1439: Kissing Is Banned In England In Response To The Black Plague

(National Gallery/Wikimedia Commons)

Here ye, here ye: No more smoochies! That's what Henry VI proclaimed on July 16, 1439, not because he was a romance-hating monster; he just wanted to keep as many of his subjects alive as possible. During the 15th century, the bubonic plague ravaged Europe, and even before social distancing was a thing, Henry realized it was one of the best ways to keep people from getting sick. Obviously, kissing was right out. Henry's proclamation definitely saved a few lives, but it took more than a ban on kissing to pull society back from the brink of Black Death.

The Plague Crisis

Beginning around 1348, this little thing called the Plague tore through Europe. Initially appearing on England's south coast, the Plague worked its way inward until nearly half of the population perished from the illness.
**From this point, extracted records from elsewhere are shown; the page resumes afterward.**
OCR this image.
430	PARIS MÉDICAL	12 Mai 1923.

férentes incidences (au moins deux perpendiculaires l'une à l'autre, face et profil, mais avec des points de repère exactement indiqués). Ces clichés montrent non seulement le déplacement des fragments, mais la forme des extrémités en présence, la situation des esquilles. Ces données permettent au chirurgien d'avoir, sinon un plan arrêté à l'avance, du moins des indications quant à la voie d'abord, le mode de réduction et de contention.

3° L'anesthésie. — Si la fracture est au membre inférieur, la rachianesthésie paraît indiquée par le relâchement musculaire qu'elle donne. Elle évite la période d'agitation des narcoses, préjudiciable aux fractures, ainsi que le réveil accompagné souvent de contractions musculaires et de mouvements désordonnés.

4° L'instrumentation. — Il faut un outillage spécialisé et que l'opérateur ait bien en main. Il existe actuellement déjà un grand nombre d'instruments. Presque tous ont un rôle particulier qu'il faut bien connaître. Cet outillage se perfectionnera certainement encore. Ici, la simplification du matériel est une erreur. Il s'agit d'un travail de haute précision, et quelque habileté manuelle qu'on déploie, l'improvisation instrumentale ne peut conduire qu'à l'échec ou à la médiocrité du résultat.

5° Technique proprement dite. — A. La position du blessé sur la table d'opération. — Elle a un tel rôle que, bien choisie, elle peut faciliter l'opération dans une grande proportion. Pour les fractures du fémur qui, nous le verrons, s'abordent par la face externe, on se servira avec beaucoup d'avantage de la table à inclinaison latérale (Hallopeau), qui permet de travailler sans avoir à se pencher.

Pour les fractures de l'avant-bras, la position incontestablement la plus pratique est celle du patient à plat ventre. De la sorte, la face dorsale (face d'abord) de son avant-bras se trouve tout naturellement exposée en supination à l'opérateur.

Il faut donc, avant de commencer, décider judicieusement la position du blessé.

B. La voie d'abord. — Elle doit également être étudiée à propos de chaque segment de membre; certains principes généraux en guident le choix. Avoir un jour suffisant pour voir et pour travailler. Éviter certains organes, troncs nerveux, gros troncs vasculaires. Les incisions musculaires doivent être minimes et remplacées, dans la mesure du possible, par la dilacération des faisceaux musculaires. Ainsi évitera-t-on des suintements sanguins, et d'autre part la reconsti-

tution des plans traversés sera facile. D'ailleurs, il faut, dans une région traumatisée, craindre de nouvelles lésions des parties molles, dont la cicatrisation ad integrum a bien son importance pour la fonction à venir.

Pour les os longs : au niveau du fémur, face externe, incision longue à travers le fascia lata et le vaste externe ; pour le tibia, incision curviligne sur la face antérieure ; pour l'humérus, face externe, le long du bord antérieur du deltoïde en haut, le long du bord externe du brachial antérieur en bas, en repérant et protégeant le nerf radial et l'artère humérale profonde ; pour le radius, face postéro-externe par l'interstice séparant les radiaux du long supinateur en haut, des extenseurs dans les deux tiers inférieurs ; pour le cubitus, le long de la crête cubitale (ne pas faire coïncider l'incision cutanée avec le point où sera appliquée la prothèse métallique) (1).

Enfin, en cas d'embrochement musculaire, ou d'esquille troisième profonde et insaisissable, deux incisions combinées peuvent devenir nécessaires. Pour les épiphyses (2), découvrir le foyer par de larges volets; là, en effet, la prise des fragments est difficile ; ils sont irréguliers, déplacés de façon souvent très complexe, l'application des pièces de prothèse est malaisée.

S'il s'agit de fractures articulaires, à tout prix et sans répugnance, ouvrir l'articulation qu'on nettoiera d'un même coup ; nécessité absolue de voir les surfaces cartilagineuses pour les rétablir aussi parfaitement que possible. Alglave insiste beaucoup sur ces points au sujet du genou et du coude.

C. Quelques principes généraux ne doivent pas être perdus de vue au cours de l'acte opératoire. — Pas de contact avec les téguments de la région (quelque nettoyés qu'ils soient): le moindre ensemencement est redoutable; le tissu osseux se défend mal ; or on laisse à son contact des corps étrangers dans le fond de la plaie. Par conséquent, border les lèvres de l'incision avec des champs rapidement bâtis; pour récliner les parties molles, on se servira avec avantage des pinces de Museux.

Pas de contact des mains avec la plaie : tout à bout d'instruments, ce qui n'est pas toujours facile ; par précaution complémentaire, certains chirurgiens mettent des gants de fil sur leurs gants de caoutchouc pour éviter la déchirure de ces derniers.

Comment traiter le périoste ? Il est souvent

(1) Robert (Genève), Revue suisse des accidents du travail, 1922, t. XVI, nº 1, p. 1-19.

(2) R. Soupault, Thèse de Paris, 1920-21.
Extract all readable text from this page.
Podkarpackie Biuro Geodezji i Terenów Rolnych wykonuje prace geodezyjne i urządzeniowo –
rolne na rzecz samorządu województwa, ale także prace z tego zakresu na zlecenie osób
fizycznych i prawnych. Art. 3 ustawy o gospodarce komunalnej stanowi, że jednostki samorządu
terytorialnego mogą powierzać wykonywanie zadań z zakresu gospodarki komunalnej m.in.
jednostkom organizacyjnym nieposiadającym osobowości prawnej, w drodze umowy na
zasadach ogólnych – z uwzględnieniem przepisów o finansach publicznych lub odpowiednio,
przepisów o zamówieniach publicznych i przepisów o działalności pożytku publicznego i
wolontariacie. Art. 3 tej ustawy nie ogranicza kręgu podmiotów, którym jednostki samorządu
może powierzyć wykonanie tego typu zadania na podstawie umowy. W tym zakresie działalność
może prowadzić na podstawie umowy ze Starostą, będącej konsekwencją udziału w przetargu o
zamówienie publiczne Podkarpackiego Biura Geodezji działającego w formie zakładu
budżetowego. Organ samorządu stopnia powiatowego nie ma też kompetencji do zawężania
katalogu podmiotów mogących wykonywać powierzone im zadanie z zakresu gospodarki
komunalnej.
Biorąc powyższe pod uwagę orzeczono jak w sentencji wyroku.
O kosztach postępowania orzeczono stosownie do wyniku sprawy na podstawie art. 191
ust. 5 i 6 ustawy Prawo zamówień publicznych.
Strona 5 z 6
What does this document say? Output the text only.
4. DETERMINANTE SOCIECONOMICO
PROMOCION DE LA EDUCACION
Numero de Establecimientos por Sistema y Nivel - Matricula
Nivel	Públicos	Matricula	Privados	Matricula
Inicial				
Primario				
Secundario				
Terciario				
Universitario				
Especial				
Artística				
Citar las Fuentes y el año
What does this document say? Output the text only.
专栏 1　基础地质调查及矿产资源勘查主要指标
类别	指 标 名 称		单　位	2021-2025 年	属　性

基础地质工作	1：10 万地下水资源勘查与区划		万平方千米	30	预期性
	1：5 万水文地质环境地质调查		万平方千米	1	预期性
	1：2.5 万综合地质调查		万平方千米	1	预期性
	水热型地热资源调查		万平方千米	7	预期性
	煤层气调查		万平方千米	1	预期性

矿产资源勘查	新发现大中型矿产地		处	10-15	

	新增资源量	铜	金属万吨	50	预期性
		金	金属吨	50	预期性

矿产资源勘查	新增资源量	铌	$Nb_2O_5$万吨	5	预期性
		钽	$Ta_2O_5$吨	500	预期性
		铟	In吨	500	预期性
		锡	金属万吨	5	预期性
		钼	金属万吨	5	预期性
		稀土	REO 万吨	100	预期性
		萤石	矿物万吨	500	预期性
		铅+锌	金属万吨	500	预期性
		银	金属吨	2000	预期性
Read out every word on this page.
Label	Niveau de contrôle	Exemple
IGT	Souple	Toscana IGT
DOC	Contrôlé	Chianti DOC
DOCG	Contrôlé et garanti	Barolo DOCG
It burned itself out after a few years, but strains of the bacteria continued to ravage the country on a regular basis throughout the 1400s.

Born in 1421, what King Henry VI lacked in modern scientific knowledge, he made up for in experience. The Plague was simply a way of life by the time he came on the scene, so he clearly understood the threat the illness posed and how it appeared to be transmitted. It's generally accepted that the first quarantine occurred in 1377, and while news didn't travel as quickly in the Dark Ages as it does today, it's likely that Henry or his people were aware of the benefits of keeping your distance from someone who might be sick.